Issue (ii): Whether, if the activity was not business, the assessee was entitled under the public welfare expenditure provision to deduct the gross expenditure incurred on the development scheme without reducing the sale proceeds realised from the scheme.
Analysis: The allowance for expenditure on works of public welfare was construed to cover only the amount actually borne by the assessee in carrying out the scheme. The development of the village was treated as an integrated and continuing scheme in which the amount truly spent could be ascertained only by taking the receipts from sale of plots into account. Authorities relied upon for the proposition of double advantage were distinguished because they turned on different statutory settings involving separate exemption and deduction provisions. The correct measure of deductible expenditure was therefore the out-of-pocket amount, not the gross outlay without deduction of realisations.

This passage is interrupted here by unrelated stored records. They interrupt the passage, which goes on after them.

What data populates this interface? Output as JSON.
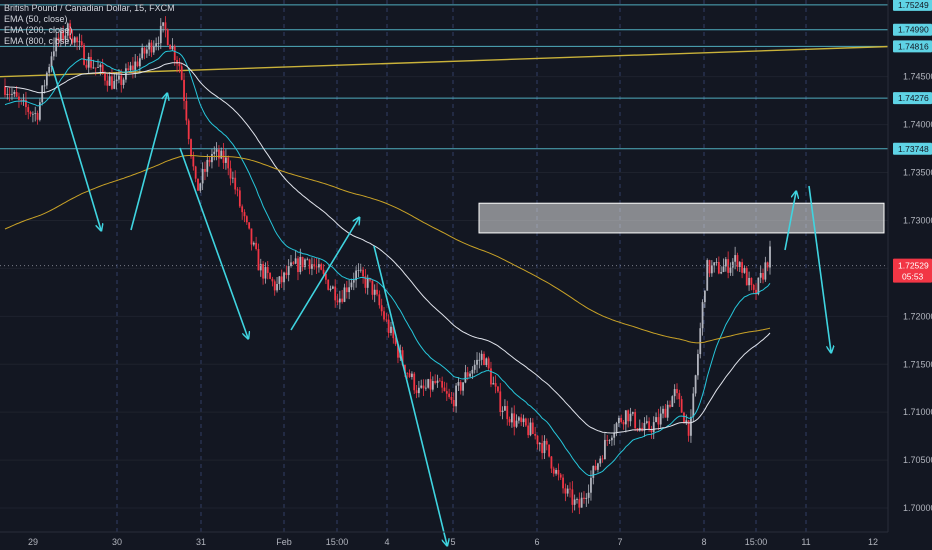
{
  "symbol": {
    "title": "British Pound / Canadian Dollar, 15, FXCM"
  },
  "indicators": [
    {
      "label": "EMA (50, close)",
      "color": "#26c6da"
    },
    {
      "label": "EMA (200, close)",
      "color": "#e0e3eb"
    },
    {
      "label": "EMA (800, close)",
      "color": "#c9a227"
    }
  ],
  "price_tag": {
    "value": "1.72529",
    "countdown": "05:53",
    "color": "#f23645"
  },
  "level_tags": [
    "1.75249",
    "1.74990",
    "1.74816",
    "1.74276",
    "1.73748"
  ],
  "colors": {
    "background": "#131722",
    "grid": "#2a2e39",
    "up_candle": "#b2b5be",
    "down_candle": "#f23645",
    "level_lines": "#5fd3e5",
    "trend_line": "#c9b23a",
    "arrows": "#3fd4e0",
    "zone": "#e8e8e8"
  },
  "chart_data": {
    "type": "candlestick",
    "title": "British Pound / Canadian Dollar, 15, FXCM",
    "ylim": [
      1.6975,
      1.753
    ],
    "y_ticks": [
      1.7,
      1.705,
      1.71,
      1.715,
      1.72,
      1.725,
      1.73,
      1.735,
      1.74,
      1.745
    ],
    "x_tick_labels": [
      "29",
      "30",
      "31",
      "Feb",
      "15:00",
      "4",
      "5",
      "6",
      "7",
      "8",
      "15:00",
      "11",
      "12"
    ],
    "price_path": [
      1.744,
      1.742,
      1.741,
      1.748,
      1.75,
      1.747,
      1.7455,
      1.744,
      1.746,
      1.748,
      1.75,
      1.746,
      1.733,
      1.737,
      1.736,
      1.73,
      1.725,
      1.723,
      1.725,
      1.726,
      1.724,
      1.722,
      1.7245,
      1.723,
      1.719,
      1.715,
      1.712,
      1.713,
      1.711,
      1.714,
      1.716,
      1.711,
      1.709,
      1.708,
      1.706,
      1.702,
      1.7,
      1.704,
      1.708,
      1.71,
      1.708,
      1.709,
      1.712,
      1.708,
      1.725,
      1.725,
      1.726,
      1.722,
      1.7265
    ],
    "ema_50_endpoints": [
      1.742,
      1.724
    ],
    "ema_200_endpoints": [
      1.744,
      1.718
    ],
    "ema_800_endpoints": [
      1.729,
      1.718
    ],
    "horizontal_levels": [
      1.75249,
      1.7499,
      1.74816,
      1.74276,
      1.73748
    ],
    "trend_line": {
      "start": 1.745,
      "end": 1.74816
    },
    "resistance_zone": {
      "low": 1.7287,
      "high": 1.7318
    },
    "last_price": 1.72529,
    "grid": true
  }
}
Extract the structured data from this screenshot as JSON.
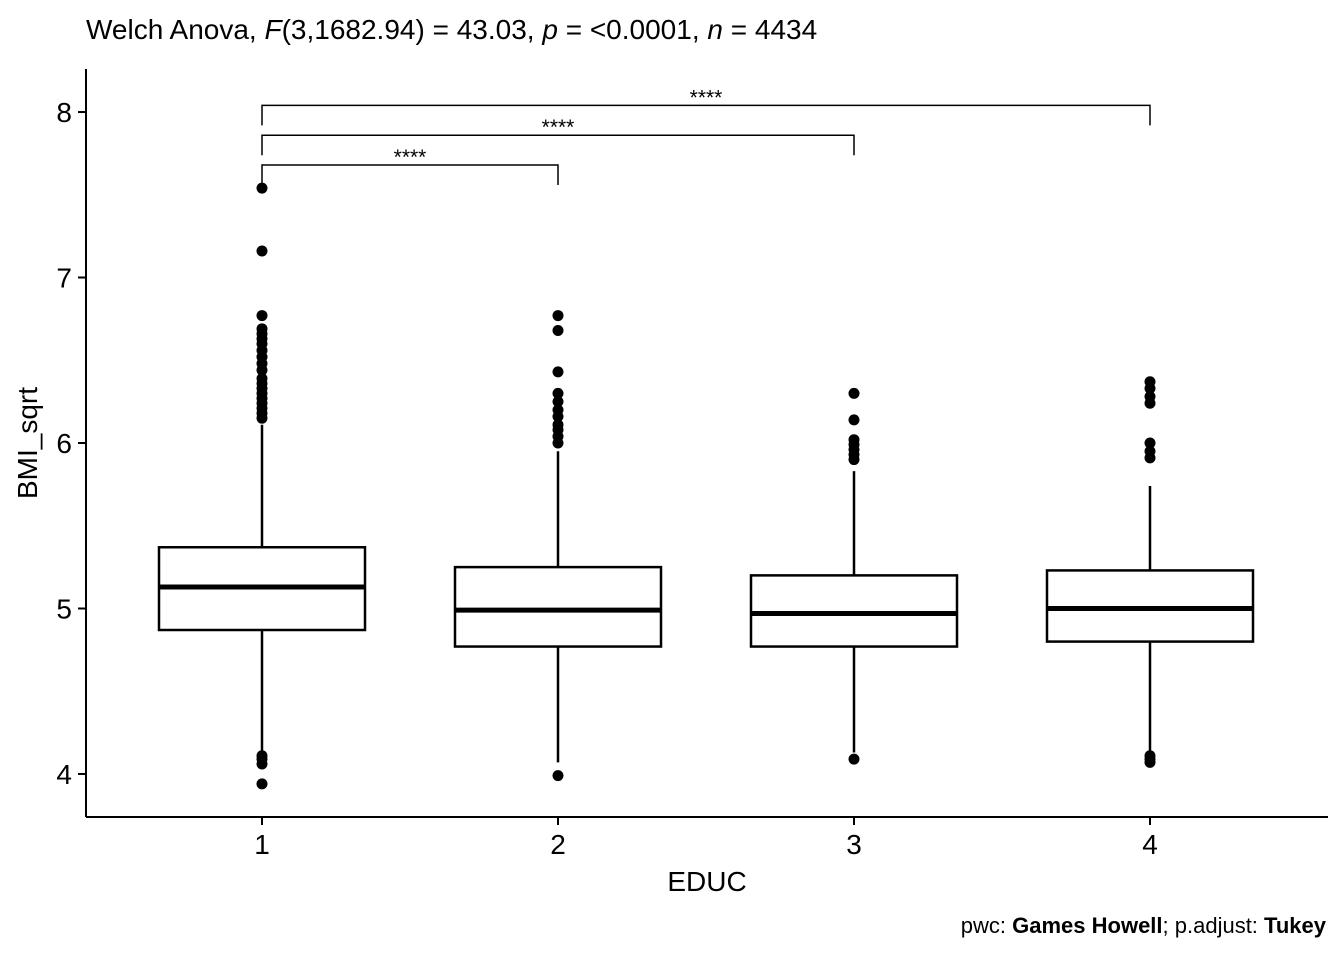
{
  "chart_data": {
    "type": "box",
    "subtitle": {
      "prefix": "Welch Anova, ",
      "F_symbol": "F",
      "F_args": "(3,1682.94) = 43.03, ",
      "p_symbol": "p",
      "p_text": " = <0.0001, ",
      "n_symbol": "n",
      "n_text": " = 4434"
    },
    "caption": {
      "pwc_label": "pwc: ",
      "pwc_value": "Games Howell",
      "separator": "; p.adjust: ",
      "adjust_value": "Tukey"
    },
    "xlabel": "EDUC",
    "ylabel": "BMI_sqrt",
    "categories": [
      "1",
      "2",
      "3",
      "4"
    ],
    "ylim": [
      3.74,
      8.26
    ],
    "yticks": [
      4,
      5,
      6,
      7,
      8
    ],
    "ytick_labels": [
      "4",
      "5",
      "6",
      "7",
      "8"
    ],
    "grid": false,
    "boxes": [
      {
        "category": "1",
        "q1": 4.87,
        "median": 5.13,
        "q3": 5.37,
        "whisker_low": 4.13,
        "whisker_high": 6.11,
        "outliers": [
          7.54,
          7.16,
          6.77,
          6.69,
          6.66,
          6.63,
          6.6,
          6.56,
          6.52,
          6.48,
          6.44,
          6.39,
          6.36,
          6.33,
          6.3,
          6.27,
          6.24,
          6.21,
          6.18,
          6.15,
          4.11,
          4.09,
          4.06,
          3.94
        ]
      },
      {
        "category": "2",
        "q1": 4.77,
        "median": 4.99,
        "q3": 5.25,
        "whisker_low": 4.07,
        "whisker_high": 5.95,
        "outliers": [
          6.77,
          6.68,
          6.43,
          6.3,
          6.25,
          6.2,
          6.16,
          6.11,
          6.08,
          6.04,
          6.0,
          3.99
        ]
      },
      {
        "category": "3",
        "q1": 4.77,
        "median": 4.97,
        "q3": 5.2,
        "whisker_low": 4.13,
        "whisker_high": 5.83,
        "outliers": [
          6.3,
          6.14,
          6.02,
          5.99,
          5.96,
          5.93,
          5.9,
          4.09
        ]
      },
      {
        "category": "4",
        "q1": 4.8,
        "median": 5.0,
        "q3": 5.23,
        "whisker_low": 4.14,
        "whisker_high": 5.74,
        "outliers": [
          6.37,
          6.33,
          6.28,
          6.24,
          6.0,
          5.95,
          5.91,
          4.11,
          4.09,
          4.07
        ]
      }
    ],
    "comparisons": [
      {
        "group1": "1",
        "group2": "2",
        "label": "****",
        "y": 7.68
      },
      {
        "group1": "1",
        "group2": "3",
        "label": "****",
        "y": 7.86
      },
      {
        "group1": "1",
        "group2": "4",
        "label": "****",
        "y": 8.04
      }
    ]
  }
}
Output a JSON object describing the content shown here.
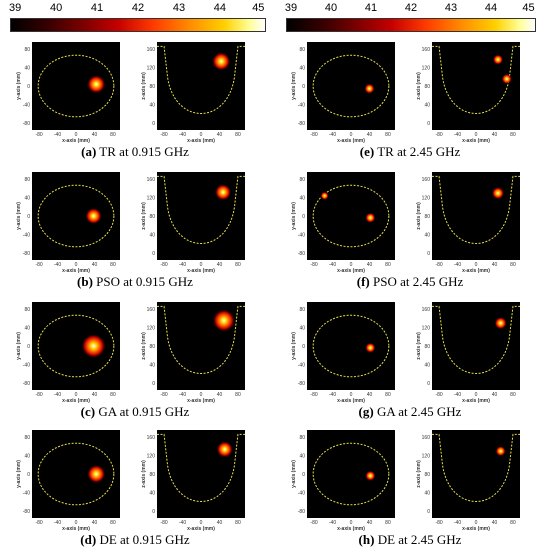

Conclusion: The assessee was not entitled to deduction of the gross expenditure without setting off the sale proceeds, against the assessee.
Final Conclusion: Both referred questions decided on the merits were answered against the assessee, and the claim to ignore the sale proceeds while computing deductible expenditure was rejected.
Ratio Decidendi: Where land is acquired and developed pursuant to a scheme conceived and carried out for profit, the resulting realisations are business income; and where expenditure is claimed on an integrated development scheme, only the net amount actually borne by the assessee is deductible.